The global flavours, fragrances and cosmetics ingredients firm’s flavour and nutrition division increased sales by 5% to €208m, versus €198m in the first quarter of 2011. At local currency rates, sales rose by 3% in Europe, Africa and the Middle East. However, pre-tax profit in the division was slightly hit by moderate sales growth and cost impacts from higher raw material prices, declining €42.2m in the first quarter of 2011 to €42m.
In the first quarter, Symrise strengthened its growing consumer health business by entering into an exclusive partnership with Indevex Biotech focus on joint research, as well as the development of new product concepts. With the partnership, Symrise secured access to a Scandinavian biotech network with existing product partnerships.
The company added that it had achieved particularly strong sales in North America, up by 11% at local currency rates. Asia/Pacific markets were hit by weak demand in the first two months, although March performance had shown considerable improvement. Oral care, sweet and beverage applications contributed to growth in Latin America.
Defying higher energy costs
Overall, Symrise said it defied higher energy costs and volatile raw material pricing to achieve pre-tax profit margin of 2% to €87m on sales up 4% in the quarter to €432.6m.

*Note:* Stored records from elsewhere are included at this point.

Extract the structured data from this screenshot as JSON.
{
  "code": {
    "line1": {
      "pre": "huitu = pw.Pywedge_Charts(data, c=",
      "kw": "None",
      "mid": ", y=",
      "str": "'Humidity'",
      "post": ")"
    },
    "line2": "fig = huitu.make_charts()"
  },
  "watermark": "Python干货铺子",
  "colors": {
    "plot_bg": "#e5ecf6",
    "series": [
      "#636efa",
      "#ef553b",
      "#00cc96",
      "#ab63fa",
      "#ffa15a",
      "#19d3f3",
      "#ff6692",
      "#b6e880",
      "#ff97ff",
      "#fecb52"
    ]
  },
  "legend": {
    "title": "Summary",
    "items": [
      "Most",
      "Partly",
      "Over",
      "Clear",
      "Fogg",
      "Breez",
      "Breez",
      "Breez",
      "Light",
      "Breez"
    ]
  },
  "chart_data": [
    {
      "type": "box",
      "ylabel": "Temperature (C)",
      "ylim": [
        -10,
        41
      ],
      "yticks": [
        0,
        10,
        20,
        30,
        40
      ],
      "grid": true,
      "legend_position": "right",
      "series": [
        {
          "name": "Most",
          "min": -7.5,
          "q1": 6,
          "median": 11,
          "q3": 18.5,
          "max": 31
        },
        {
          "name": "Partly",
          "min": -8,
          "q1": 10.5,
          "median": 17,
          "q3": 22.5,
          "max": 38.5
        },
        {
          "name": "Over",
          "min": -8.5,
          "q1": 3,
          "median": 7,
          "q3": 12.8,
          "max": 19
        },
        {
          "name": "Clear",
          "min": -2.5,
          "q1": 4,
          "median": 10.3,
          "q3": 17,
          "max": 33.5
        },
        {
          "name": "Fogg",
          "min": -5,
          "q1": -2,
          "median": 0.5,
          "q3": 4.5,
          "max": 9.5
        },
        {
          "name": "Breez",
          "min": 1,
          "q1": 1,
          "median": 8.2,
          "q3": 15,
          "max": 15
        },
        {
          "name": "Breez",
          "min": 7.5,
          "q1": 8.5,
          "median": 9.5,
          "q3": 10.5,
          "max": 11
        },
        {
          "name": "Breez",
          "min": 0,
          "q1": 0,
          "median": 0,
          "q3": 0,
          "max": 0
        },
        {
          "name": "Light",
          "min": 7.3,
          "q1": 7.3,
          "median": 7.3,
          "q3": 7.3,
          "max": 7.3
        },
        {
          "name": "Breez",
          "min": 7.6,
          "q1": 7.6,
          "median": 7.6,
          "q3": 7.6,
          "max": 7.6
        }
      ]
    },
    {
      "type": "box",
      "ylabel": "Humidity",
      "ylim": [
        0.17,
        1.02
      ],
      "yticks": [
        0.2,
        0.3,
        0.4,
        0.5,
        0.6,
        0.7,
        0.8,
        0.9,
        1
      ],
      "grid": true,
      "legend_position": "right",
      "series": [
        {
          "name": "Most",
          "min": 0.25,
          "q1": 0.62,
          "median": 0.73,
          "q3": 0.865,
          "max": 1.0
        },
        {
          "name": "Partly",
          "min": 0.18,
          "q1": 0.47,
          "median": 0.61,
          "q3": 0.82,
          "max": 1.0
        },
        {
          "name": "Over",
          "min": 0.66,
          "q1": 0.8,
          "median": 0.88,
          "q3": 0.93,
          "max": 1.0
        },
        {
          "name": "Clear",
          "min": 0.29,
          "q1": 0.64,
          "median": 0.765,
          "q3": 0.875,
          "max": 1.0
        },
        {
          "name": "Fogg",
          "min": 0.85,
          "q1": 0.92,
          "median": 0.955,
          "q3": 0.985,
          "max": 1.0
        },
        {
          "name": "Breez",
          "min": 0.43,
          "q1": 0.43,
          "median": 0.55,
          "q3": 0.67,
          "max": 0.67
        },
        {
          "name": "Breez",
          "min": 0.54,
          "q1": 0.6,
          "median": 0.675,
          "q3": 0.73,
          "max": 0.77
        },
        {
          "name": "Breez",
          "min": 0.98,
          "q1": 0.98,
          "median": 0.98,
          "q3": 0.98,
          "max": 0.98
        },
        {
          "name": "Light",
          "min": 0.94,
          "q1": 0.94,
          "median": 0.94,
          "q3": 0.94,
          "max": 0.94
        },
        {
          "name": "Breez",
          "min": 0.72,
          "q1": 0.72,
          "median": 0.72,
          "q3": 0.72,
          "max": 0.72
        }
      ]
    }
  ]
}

The group said it generated almost a third of its sales with top 10 customers during the quarter.
Heinz-Jürgen Bertram, chief executive of Symrise, said: “Symrise is off to a solid start for the current fiscal year. After the subdued development at the beginning of this year, the market environment improved faster than originally anticipated. Our business with global customers has grown especially rapidly.
“We also expanded our market presence with targeted acquisitions and strengthened our focus on innovation in fast growing market segments. In view of the positive developments seen in this quarter, we are raising our sales outlook for the current financial year.”
Despite the fact that it predicted raw material volatility would continue in 2012, the company maintained its profit targets and forecast it would exceed previously expected market growth.